Sunday 20 February 2011

The dog-gone dog is gone

With the trip to Vegas approaching, we took Tock back to board at Celtic Acres Farm for ten days.  

I have such mixed feelings after abandoning him there for such a long time, but strangely they were not the feelings I'd expected.  

I didn't feel relieved to be released from Tock's demanding exercise regime and explosive diarrhea.  I also didn't feel guilty for abandoning him.  I felt something totally and utterly unexpected.  As we released Tock into a huge outdoor farm pen, he was greeted by howls of delight from his former breeding partners, and I felt guilty because I knew that in ten days time we would be coming back to take him away from them again.  

We would take the big stud back to a place where he was just another small dog in a big city.

I can still hear the yelps of happiness from the other huskies when they saw Tock.  And Hank put it all in perspective when he said, "of course Tock is happy in there, he's with his bitches!"

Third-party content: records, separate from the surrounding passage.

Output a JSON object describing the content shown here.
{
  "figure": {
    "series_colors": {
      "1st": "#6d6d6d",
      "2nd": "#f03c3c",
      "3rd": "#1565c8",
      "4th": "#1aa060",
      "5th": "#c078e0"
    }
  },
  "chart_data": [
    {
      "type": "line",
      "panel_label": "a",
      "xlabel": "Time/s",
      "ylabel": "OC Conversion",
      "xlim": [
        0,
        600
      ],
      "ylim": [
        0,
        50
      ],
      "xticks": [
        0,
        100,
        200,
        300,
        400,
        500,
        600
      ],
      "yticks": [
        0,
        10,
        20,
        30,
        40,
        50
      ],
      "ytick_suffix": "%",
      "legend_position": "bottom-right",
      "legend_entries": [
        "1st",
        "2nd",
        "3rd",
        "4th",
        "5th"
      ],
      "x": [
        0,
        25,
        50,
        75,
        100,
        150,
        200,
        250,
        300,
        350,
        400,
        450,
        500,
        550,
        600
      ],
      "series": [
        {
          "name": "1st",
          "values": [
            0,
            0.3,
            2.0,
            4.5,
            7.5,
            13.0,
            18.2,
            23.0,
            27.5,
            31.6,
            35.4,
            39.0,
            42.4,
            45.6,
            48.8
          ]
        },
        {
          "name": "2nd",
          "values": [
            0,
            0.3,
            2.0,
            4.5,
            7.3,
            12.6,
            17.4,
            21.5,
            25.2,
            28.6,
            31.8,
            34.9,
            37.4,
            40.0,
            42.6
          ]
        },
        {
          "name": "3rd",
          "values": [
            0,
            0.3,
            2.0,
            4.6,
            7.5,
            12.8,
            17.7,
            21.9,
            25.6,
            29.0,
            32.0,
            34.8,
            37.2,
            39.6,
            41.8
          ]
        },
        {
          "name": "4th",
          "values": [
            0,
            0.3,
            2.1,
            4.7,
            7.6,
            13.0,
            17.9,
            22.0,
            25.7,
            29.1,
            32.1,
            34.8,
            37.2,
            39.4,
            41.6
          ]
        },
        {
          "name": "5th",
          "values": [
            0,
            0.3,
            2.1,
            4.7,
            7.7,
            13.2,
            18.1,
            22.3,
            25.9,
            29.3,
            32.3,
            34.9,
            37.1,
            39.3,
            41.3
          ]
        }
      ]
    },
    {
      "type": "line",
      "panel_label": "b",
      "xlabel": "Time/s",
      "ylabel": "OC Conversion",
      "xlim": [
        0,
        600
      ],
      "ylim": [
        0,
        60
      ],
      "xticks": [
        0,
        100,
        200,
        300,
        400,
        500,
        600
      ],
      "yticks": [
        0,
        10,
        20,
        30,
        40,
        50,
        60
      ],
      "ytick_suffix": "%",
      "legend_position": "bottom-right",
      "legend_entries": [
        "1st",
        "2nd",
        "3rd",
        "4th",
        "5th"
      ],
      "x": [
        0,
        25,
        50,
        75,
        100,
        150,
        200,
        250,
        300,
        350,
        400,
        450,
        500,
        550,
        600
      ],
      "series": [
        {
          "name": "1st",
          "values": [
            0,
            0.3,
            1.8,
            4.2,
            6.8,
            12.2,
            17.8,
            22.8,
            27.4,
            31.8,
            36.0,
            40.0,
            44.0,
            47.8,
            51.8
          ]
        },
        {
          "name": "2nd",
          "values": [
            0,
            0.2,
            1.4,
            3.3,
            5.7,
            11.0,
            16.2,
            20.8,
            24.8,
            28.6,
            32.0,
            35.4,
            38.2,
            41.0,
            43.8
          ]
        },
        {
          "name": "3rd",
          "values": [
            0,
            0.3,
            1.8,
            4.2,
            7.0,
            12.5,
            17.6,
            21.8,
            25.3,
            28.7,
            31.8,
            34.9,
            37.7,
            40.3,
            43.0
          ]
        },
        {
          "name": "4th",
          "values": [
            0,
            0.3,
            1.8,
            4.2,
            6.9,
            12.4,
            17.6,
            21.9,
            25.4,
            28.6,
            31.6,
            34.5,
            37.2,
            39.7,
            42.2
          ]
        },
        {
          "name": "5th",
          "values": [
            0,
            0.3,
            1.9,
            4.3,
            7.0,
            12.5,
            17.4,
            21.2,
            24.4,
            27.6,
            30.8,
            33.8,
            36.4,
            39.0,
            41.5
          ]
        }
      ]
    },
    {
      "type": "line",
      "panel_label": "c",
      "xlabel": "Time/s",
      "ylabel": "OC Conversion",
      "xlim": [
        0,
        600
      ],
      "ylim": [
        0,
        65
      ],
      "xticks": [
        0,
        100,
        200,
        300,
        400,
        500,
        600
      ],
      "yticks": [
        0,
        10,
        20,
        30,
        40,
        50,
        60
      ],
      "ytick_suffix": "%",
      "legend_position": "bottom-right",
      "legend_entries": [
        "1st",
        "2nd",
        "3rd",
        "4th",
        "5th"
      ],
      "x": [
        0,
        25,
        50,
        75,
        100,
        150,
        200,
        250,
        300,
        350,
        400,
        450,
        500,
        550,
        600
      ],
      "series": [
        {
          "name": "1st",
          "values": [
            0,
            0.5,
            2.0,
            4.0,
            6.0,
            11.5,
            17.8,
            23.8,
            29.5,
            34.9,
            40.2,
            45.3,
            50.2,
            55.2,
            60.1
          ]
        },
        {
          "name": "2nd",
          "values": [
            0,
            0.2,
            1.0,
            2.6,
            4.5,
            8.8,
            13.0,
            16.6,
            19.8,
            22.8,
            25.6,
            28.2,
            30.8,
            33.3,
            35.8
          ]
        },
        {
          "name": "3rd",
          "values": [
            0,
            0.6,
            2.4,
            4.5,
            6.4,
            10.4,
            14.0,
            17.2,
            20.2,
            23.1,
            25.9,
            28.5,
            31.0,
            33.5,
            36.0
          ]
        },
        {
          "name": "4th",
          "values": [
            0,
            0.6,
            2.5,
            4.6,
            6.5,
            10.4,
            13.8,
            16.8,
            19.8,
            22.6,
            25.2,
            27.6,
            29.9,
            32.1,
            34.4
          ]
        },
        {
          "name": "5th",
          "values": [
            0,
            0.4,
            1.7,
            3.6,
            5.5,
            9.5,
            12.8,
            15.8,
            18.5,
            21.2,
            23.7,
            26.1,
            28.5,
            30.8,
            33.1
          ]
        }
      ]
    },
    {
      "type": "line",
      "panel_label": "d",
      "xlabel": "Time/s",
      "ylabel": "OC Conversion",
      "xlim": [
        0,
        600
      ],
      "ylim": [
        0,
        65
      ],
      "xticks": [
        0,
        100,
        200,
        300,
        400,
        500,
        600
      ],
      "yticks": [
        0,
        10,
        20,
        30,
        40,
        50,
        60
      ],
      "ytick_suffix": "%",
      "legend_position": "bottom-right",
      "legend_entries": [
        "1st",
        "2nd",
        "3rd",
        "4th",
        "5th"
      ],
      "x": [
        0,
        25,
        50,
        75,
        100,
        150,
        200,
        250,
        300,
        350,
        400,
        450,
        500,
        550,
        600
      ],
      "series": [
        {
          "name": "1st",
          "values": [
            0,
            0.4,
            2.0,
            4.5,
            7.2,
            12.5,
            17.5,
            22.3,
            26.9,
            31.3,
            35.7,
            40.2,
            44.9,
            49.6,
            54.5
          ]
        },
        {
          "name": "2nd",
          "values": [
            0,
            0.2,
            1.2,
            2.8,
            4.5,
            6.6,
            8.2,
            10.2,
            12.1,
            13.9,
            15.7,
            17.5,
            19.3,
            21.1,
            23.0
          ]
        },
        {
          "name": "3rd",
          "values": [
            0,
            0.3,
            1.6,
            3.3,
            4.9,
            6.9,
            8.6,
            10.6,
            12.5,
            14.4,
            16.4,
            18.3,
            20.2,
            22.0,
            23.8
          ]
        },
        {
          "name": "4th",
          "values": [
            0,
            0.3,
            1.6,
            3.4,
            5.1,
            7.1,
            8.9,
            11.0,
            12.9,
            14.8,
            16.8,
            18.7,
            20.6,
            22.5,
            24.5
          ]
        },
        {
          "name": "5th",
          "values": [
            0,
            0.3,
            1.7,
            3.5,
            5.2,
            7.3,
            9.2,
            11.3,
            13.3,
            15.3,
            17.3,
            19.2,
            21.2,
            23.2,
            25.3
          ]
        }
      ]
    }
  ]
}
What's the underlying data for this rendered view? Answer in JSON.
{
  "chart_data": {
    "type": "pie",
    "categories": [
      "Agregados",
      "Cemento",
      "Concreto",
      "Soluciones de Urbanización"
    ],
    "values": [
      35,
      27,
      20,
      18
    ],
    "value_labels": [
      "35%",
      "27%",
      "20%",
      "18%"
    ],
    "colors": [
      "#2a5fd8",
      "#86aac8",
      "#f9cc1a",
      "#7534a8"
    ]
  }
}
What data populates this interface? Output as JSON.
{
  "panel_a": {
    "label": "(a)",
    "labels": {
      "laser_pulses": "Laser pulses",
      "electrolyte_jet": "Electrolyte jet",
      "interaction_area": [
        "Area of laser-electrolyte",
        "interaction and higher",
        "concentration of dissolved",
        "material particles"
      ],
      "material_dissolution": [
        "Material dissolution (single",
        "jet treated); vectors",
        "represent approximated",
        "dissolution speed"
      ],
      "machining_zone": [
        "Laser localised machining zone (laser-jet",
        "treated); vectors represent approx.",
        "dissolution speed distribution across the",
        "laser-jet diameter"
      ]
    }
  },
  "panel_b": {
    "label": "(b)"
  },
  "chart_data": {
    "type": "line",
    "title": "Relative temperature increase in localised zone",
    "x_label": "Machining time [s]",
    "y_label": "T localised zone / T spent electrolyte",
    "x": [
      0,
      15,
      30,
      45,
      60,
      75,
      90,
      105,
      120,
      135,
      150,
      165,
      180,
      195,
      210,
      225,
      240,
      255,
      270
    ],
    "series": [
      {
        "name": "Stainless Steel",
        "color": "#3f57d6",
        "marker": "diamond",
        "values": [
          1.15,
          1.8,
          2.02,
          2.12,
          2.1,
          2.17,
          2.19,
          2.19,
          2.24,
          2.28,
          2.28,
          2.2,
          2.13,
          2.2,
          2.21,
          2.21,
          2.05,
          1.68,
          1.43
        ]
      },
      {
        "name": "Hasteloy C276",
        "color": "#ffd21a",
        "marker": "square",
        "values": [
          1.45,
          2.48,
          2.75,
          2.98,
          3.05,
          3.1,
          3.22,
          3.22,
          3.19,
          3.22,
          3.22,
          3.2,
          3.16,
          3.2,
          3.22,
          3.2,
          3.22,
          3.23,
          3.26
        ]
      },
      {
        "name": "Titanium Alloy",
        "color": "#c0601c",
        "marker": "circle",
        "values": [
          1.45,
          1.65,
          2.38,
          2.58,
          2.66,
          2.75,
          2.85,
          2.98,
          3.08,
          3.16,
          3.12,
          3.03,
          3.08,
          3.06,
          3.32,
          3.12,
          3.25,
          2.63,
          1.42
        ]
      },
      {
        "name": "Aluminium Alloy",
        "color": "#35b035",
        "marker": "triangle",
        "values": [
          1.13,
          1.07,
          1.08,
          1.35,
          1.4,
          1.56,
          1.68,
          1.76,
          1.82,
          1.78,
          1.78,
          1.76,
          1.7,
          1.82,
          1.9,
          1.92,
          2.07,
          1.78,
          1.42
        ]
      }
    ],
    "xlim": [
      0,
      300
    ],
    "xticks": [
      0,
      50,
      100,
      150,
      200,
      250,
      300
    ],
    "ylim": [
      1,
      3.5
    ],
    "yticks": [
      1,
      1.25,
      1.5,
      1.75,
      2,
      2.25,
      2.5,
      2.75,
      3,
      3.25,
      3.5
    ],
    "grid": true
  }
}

A day later I find myself wondering: does Tock miss his DC home?  Does he dream about his blanket and pillow, his red spotty bowl, his doggy back pack, RFK stadium and the Washington monument?   Does he remember Kosmo and can he even recall the squirrels we chased in Stanton Park?  In his happy tail-waggy world, does Tock ever spare a thought for his adoptive parents?

Somehow, I doubt it.  

It was hard enough to leave the dog.  It will be harder still to bring him home again.